Natalia De Masi suffered a miscarriage just six weeks into her first pregnancy back in 2010.

Following a series of tests, the 38-year-old from Melbourne, Australia, was shocked to discover that she'd actually been living with a rare cancer – which had gone undetected for five years.

Natalia had "absolutely no idea" that her appendix, bowel and lymph nodes had all been consumed by gastroenteropancreatic neuroendocrine tumours or GEP-NETs.

Had it not been for the miscarriage, her cancer would have continued to go unnoticed and would eventually have killed her.

“It was obviously a sad time when I went through the miscarriage. It was my first pregnancy and it came as quite a shock," Natalia explained.

“But I didn’t really have time to grieve properly. I was hit with one round of bad news, but then the news of the cancer just overshadowed everything.

“I just couldn’t believe it. I’d had no symptoms and I didn’t feel unwell at all. I think that’s the most frightening part, the fact that it could have gone undetected and spread.

“If it wasn’t for the miscarriage, I don’t know if it ever would have been detected until it was too late.

“It was honestly my miracle miscarriage. It saved my life.”

What is is GEP-NET

Gastroenteropancreatic neuroendocrine tumours are a rare type of tumour that can form in the pancreas or other parts of the gastrointestinal tract, including the stomach, small intestine, colon, rectum, and appendix.

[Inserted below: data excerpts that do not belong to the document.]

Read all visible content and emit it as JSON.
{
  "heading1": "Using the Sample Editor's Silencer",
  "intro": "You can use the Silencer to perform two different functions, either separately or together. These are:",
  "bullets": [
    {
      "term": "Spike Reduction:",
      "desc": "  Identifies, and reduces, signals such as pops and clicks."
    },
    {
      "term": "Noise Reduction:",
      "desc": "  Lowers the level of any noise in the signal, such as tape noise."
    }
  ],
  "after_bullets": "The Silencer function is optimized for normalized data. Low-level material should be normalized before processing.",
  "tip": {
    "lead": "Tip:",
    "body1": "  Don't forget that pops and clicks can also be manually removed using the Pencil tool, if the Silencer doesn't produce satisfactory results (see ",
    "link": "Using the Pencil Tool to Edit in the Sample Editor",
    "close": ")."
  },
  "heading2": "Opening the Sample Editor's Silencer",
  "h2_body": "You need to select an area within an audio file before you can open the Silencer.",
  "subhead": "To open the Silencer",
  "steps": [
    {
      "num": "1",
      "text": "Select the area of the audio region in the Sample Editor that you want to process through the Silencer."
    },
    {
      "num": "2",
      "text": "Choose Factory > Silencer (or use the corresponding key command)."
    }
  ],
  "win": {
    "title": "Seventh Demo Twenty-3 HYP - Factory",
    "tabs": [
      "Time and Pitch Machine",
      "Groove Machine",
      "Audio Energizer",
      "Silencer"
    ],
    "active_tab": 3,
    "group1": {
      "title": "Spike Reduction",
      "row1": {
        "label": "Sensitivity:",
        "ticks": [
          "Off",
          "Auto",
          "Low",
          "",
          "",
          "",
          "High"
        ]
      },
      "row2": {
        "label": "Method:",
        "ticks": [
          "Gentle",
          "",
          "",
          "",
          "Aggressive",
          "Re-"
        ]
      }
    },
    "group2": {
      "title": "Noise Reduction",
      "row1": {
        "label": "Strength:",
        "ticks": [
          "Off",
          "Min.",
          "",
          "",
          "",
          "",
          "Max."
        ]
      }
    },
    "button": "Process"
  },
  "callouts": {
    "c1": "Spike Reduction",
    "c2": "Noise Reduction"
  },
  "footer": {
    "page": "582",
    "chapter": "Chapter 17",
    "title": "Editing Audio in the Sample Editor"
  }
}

They can be benign or malignant.

NETs may produce no symptoms at all, or if they do symptoms can be very vague and diverse, which can make them difficult to diagnose initially.

  • diarrhoea
  • flushing
  • stomach pain
  • loss of appetite
  • bloating

When Natalia was diagnosed, doctors told her that surgery wasn't an option – despite her condition being stable. The only option was for her to undergo annual checkups.

Fortunately, there's been no significant growth since then.

This month, however, Natalia is starting a treatment option called Somatuline Autogel, otherwise known as Lanreotide, following the Australian Health Minister’s announcement that it would be available for a subsidised cost on the Pharmaceutical Benefits Scheme.

The medication is injected into the skin and is used to delay the growth of the GEP-NETs tumours.

Natalia said the new medication would help put her mind at ease in between her yearly check-ups.

The mum has since gone on to have two sons Noah, 7, and Liam, 4, and is stepmother to May, 10 – and is currently 15 weeks pregnant with husband Steve Gersh, 38.

Natalia said: “It was really hard at the time as there seemed to be no real options for me.

“It was always just a watch and wait situation. It would make me very anxious in between my yearly check-ups."

She said that she's been playing a "waiting game" to see if the tumours have spread – so this medication is a massive mental relief.

“I’m just so thankful to have the support of my family and I’ll do anything to always be here for them.”